El hijo del sha de Persia anima desde Washington a los iraníes para que sigan "ejerciendo presión" sobre el régimen
- Reza Pahlaví apunta a que tiene apoyos dentro del país, pero la oposición en la diáspora está fragmentada
- Los muertos superan los 3400 y la cifra podría ascender a 12.000, según datos conocidos esta semana por RTVE
El opositor iraní Reza Pahlavi ha instado este viernes a la comunidad internacional a aumentar la presión sobre el Gobierno iraní para ayudar a los manifestantes a derrocar al régimen clerical, incluso cuando la fuerte represión parece haber sofocado ampliamente las manifestaciones.
Pahlavi, hijo exiliado del sha de Irán, derrocado en 1979 por clérigos seguidores del ayatolá Ruhollah Jomeini y residente en Estados Unidos desde hace décadas, ha ofrecido una conferencia de prensa en Washington para pedir que se ejerza presión política, económica y militar sobre Teherán.
Iraníes participan en una protesta contra el Gobierno en Teherán, Irán, el viernes 9 de enero de 2026 AP
El opositor también ha señalado que "amplios sectores" del Ejército y las fuerzas de seguridad iraníes le han "susurrado" su lealtad y que se encuentra en una situación única para garantizar una transición estable en el país.
Consolidado como una voz prominente en la oposición al régimen de Teherán, Pahlavi, de 65 años, busca desempeñar un papel en el futuro de Irán, incluso cuando el presidente Donald Trump expresó a principios de esta semana dudas sobre su capacidad para reunir apoyo dentro del país. "El pueblo iraní está tomando medidas decisivas sobre el terreno. Ahora es el momento de que la comunidad internacional se una plenamente a ellos", ha dicho el iraní.

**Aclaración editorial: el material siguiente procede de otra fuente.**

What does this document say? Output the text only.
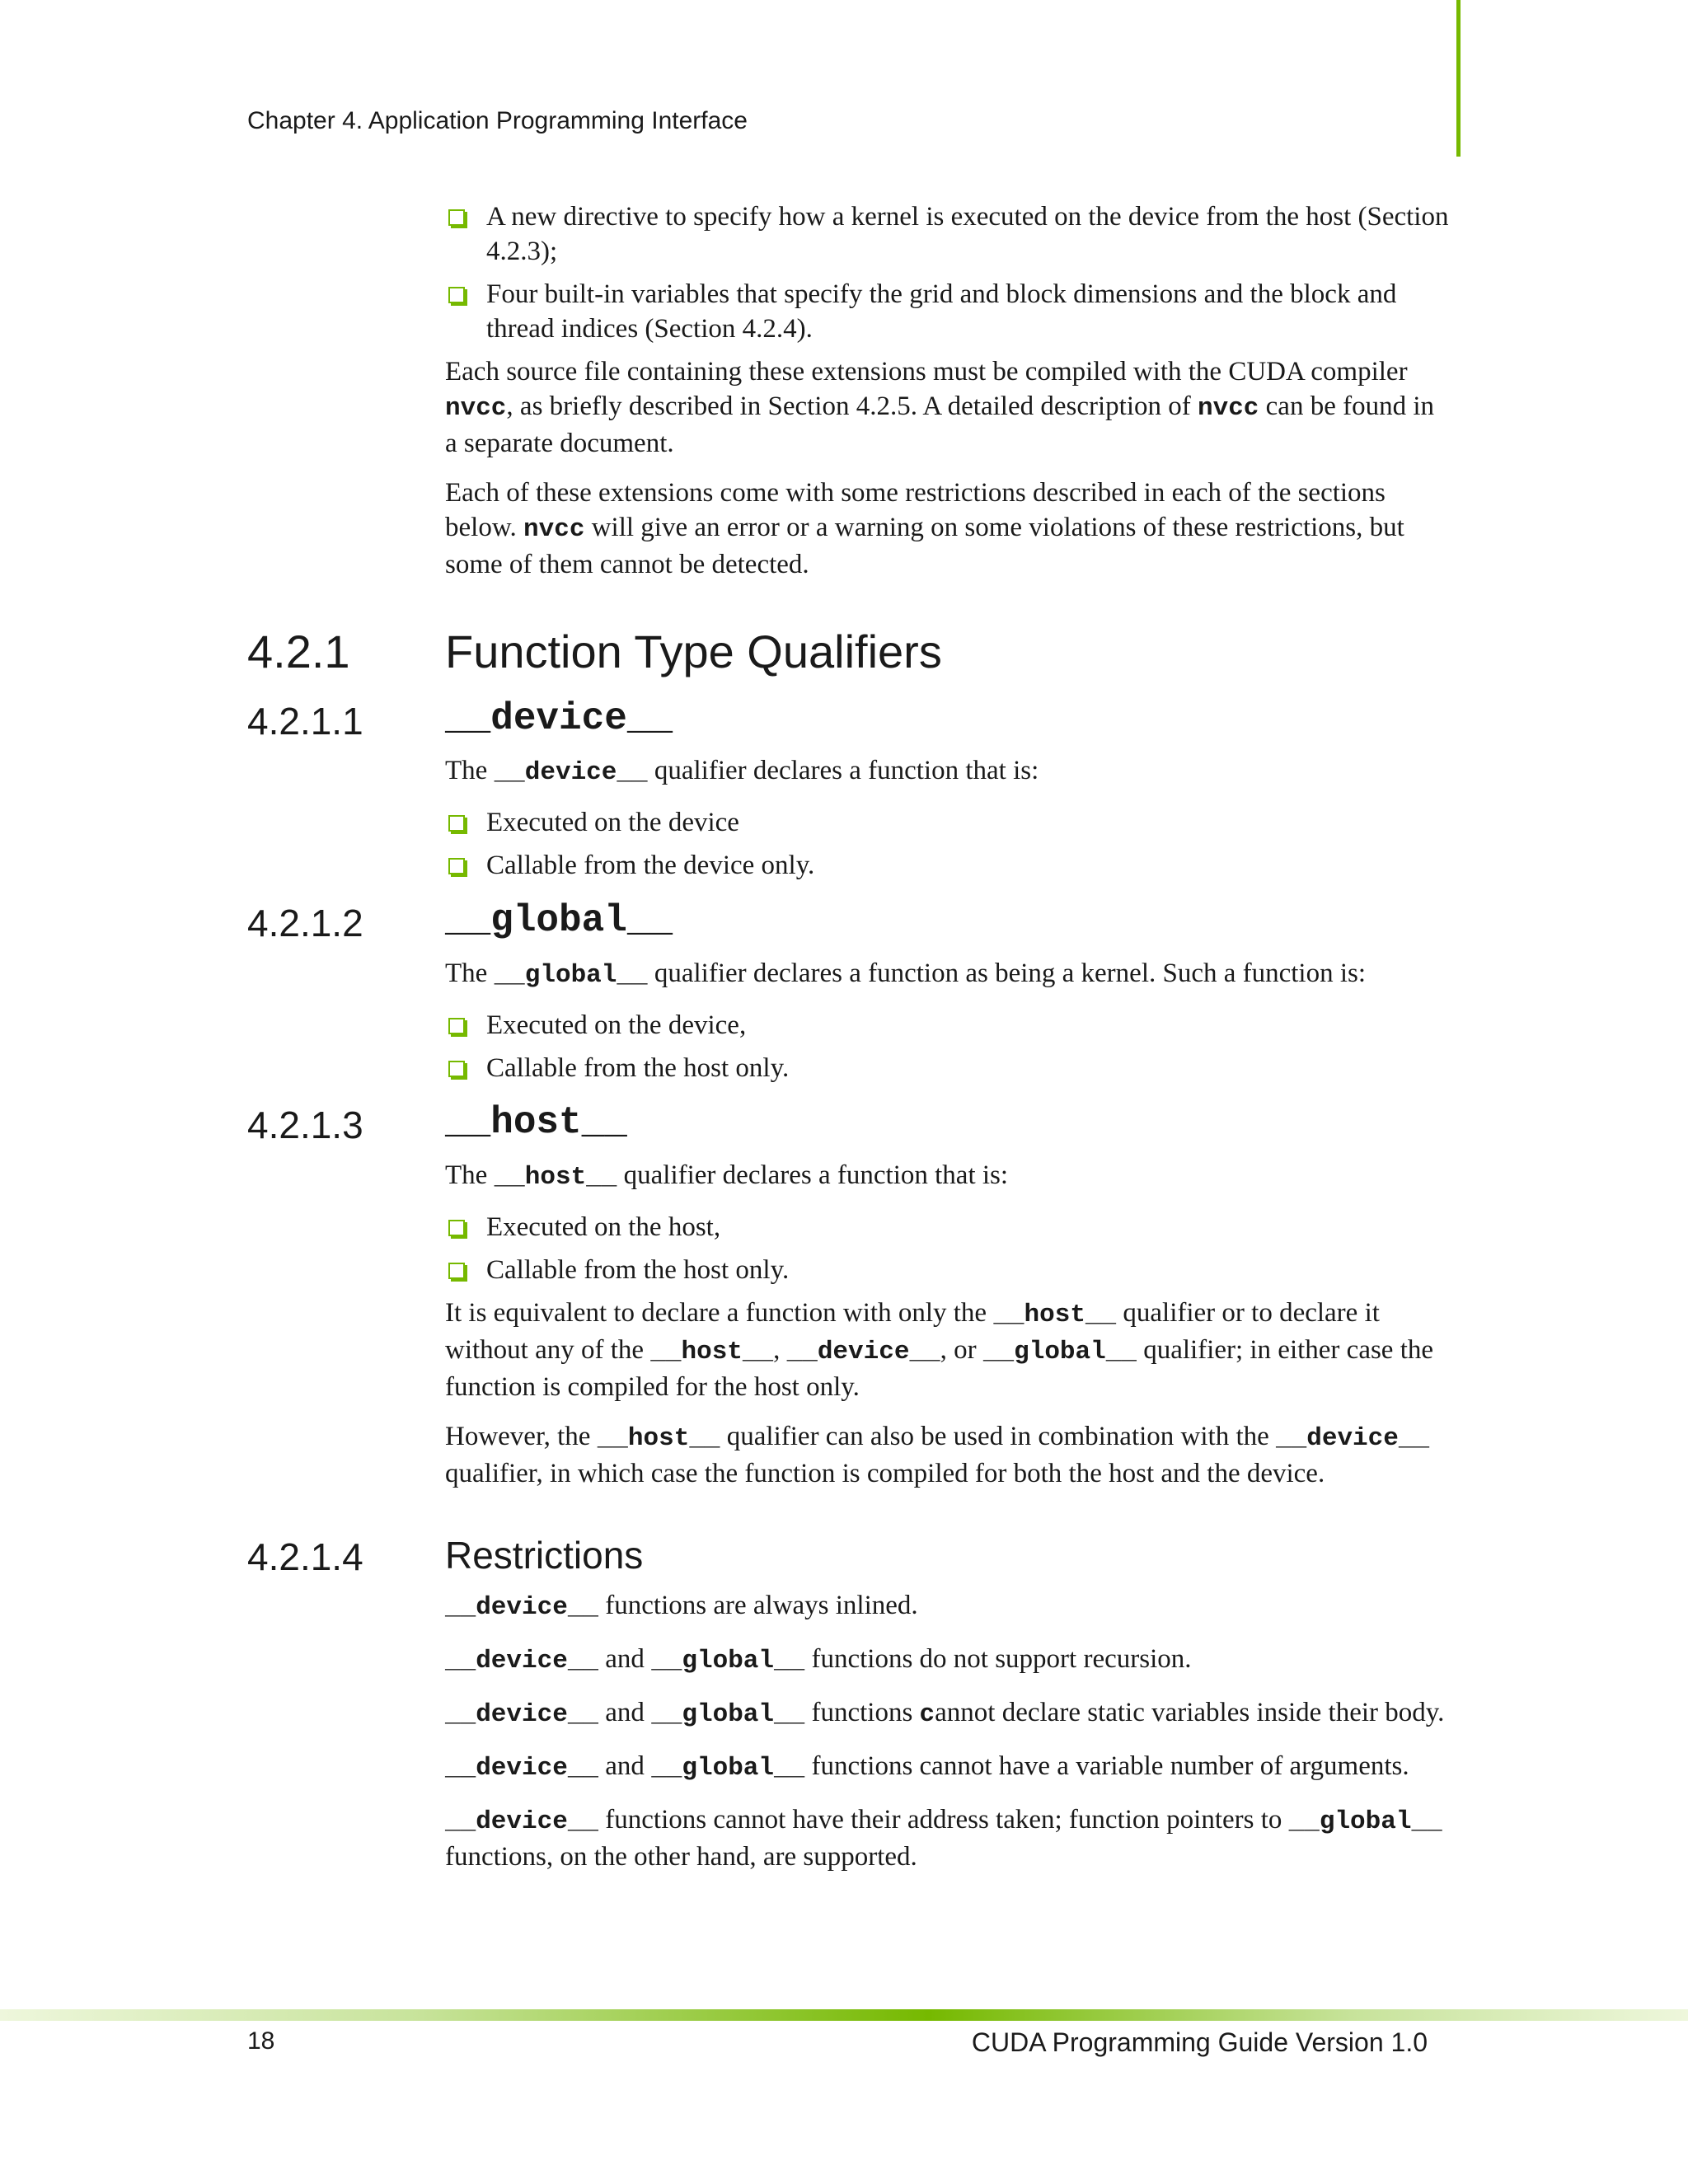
Chapter 4. Application Programming Interface
A new directive to specify how a kernel is executed on the device from the host (Section 4.2.3);
Four built-in variables that specify the grid and block dimensions and the block and thread indices (Section 4.2.4).

Each source file containing these extensions must be compiled with the CUDA compiler nvcc, as briefly described in Section 4.2.5. A detailed description of nvcc can be found in a separate document.

Each of these extensions come with some restrictions described in each of the sections below. nvcc will give an error or a warning on some violations of these restrictions, but some of them cannot be detected.

4.2.1 Function Type Qualifiers
4.2.1.1 __device__

The __device__ qualifier declares a function that is:

Executed on the device
Callable from the device only.
4.2.1.2 __global__

The __global__ qualifier declares a function as being a kernel. Such a function is:

Executed on the device,
Callable from the host only.
4.2.1.3 __host__

The __host__ qualifier declares a function that is:

Executed on the host,
Callable from the host only.

It is equivalent to declare a function with only the __host__ qualifier or to declare it without any of the __host__, __device__, or __global__ qualifier; in either case the function is compiled for the host only.

However, the __host__ qualifier can also be used in combination with the __device__ qualifier, in which case the function is compiled for both the host and the device.

4.2.1.4 Restrictions

__device__ functions are always inlined.

__device__ and __global__ functions do not support recursion.

__device__ and __global__ functions cannot declare static variables inside their body.

__device__ and __global__ functions cannot have a variable number of arguments.

__device__ functions cannot have their address taken; function pointers to __global__ functions, on the other hand, are supported.

18	CUDA Programming Guide Version 1.0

Sin embargo, la oposición del país en la diáspora está fragmentada entre grupos rivales y facciones ideológicas —incluidos los monárquicos que le apoyan— y parece tener poca presencia organizada dentro de la República Islámica, tal y como señalaba el propio presidente norteamericano tras mantener contactos con Pahlaví a través de enviados como el empresario, Steve Witkoff.

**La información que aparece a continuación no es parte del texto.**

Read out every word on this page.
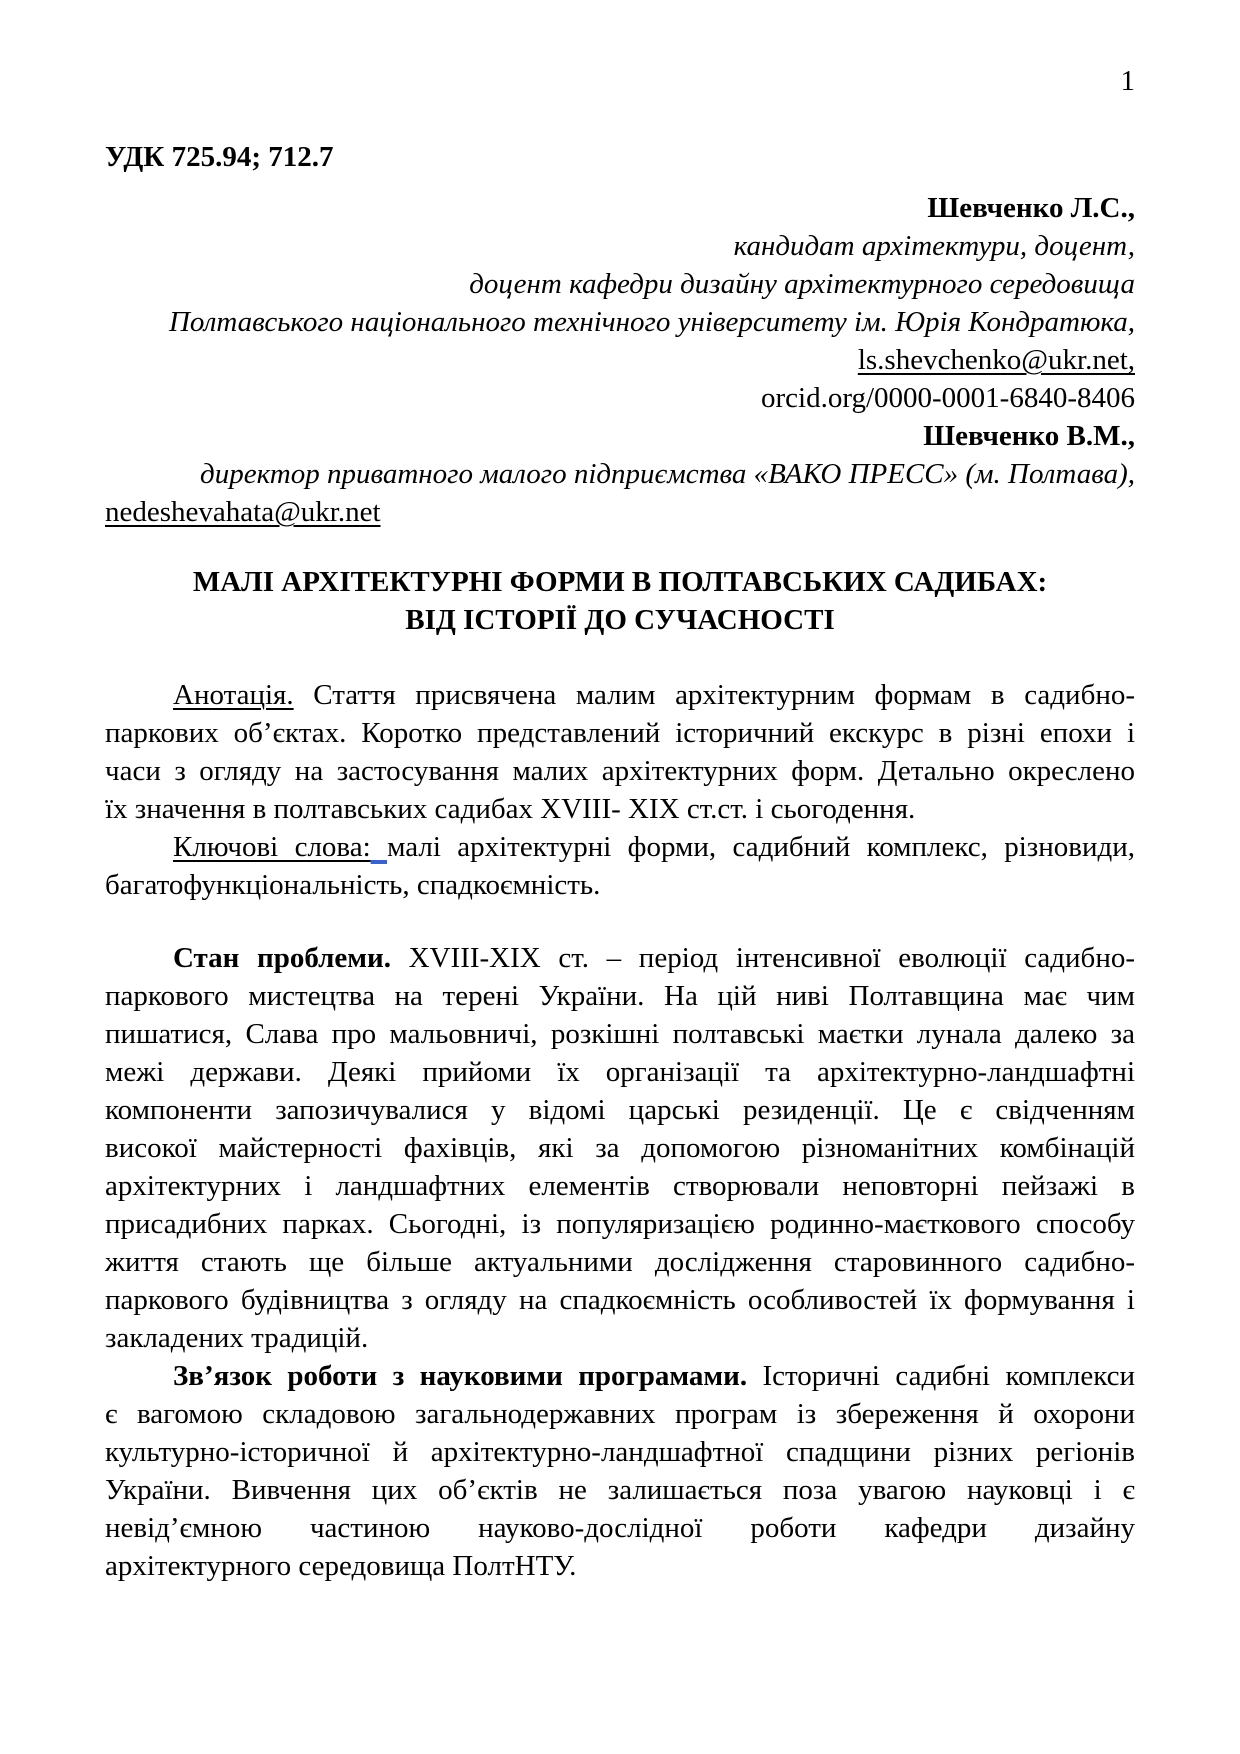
1
УДК 725.94; 712.7
Шевченко Л.С.,
кандидат архітектури, доцент,
доцент кафедри дизайну архітектурного середовища
Полтавського національного технічного університету ім. Юрія Кондратюка,
ls.shevchenko@ukr.net,
orcid.org/0000-0001-6840-8406
Шевченко В.М.,
директор приватного малого підприємства «ВАКО ПРЕСС» (м. Полтава),
nedeshevahata@ukr.net
МАЛІ АРХІТЕКТУРНІ ФОРМИ В ПОЛТАВСЬКИХ САДИБАХ:
ВІД ІСТОРІЇ ДО СУЧАСНОСТІ
Анотація. Стаття присвячена малим архітектурним формам в садибно-
паркових об’єктах. Коротко представлений історичний екскурс в різні епохи і
часи з огляду на застосування малих архітектурних форм. Детально окреслено
їх значення в полтавських садибах XVIII- XIX ст.ст. і сьогодення.
Ключові слова: малі архітектурні форми, садибний комплекс, різновиди,
багатофункціональність, спадкоємність.
Стан проблеми. XVIII-XIX ст. – період інтенсивної еволюції садибно-
паркового мистецтва на терені України. На цій ниві Полтавщина має чим
пишатися, Слава про мальовничі, розкішні полтавські маєтки лунала далеко за
межі держави. Деякі прийоми їх організації та архітектурно-ландшафтні
компоненти запозичувалися у відомі царські резиденції. Це є свідченням
високої майстерності фахівців, які за допомогою різноманітних комбінацій
архітектурних і ландшафтних елементів створювали неповторні пейзажі в
присадибних парках. Сьогодні, із популяризацією родинно-маєткового способу
життя стають ще більше актуальними дослідження старовинного садибно-
паркового будівництва з огляду на спадкоємність особливостей їх формування і
закладених традицій.
Зв’язок роботи з науковими програмами. Історичні садибні комплекси
є вагомою складовою загальнодержавних програм із збереження й охорони
культурно-історичної й архітектурно-ландшафтної спадщини різних регіонів
України. Вивчення цих об’єктів не залишається поза увагою науковці і є
невід’ємною частиною науково-дослідної роботи кафедри дизайну
архітектурного середовища ПолтНТУ.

Al ser preguntado por sus conversaciones con funcionarios estadounidenses, el opositor se ha negado a dar detalles, afirmando que se trataba de un "momento delicado". "Creo que el presidente Trump es un hombre de palabra y, en última instancia, apoyará al pueblo iraní", ha dicho, añadiendo que "nunca es demasiado tarde" para que Estados Unidos ayude. "Lucharemos hasta la victoria", ha aseverado.
Por su parte, el presidente estadounidense ha amenazado en repetidas ocasiones con intervenir en apoyo de los manifestantes en Irán una vez empezaron a circular por las redes sociales imágenes de la represión ejercida a manos de las fuerzas de seguridad del régimen. "Si disparan y matan violentamente a manifestantes pacíficos, los Estados Unidos de América acudirán en su rescate. Estamos armados y listos para actuar", dijo el pasado 2 de enero.
La amenaza aumentó la tensión diplomática: autoridades iraníes calificaron la declaración de “imprudente” y advirtieron que cualquier intervención extranjera sería inaceptable.
El régimen admite al menos 3.000 muertos
Fuentes de la República Islámica han confirmado en las últimas horas a distintas organizaciones no gubernamentales en el exilio que los muertos en las últimas protestas superan los 3.400 y que incluso podrían superar los 12.000, tal y como adelantaba este jueves RTVE Noticias tras contactar con estas plataformas.
Las manifestaciones, que venían gestándose desde que el 28 de diciembre se cerrase el Gran Bazar de Teherán, se intensificaron la semana pasada, cuando multitudes de iraníes de todas las edades salieron a las calles y elevaron el tono de la contestación contra el gobierno, que empezó por la grave situación económica del país, agravada por la sequía que asola sus tierras.
En los últimos días las movilizaciones parecen haber remitido tras una represión que, según observadores, se ha avisto alimentada por el apagón casi total de internet impuesto desde el gobierno, tutelado en la sombra por el el ayatolá Ali Jamenei. Así lo han indicado esta semana los investigadores de Iran Human Rights (IHR), con sede en Noruega, quienes han verificado la muerte de al menos 3.428 manifestantes a manos de las fuerzas de seguridad, aunque advierten de que la cifra real, que también incluiría a decenas de efectivos policiales del régimen, podría ser varias veces superior. "Lo que han perseguido con el apagón y la caída de internet es ocultar la magnitud de la represión, pero no pararemos hasta que todo se termine sabiendo", afirmó uno de los portavoces de (IHR).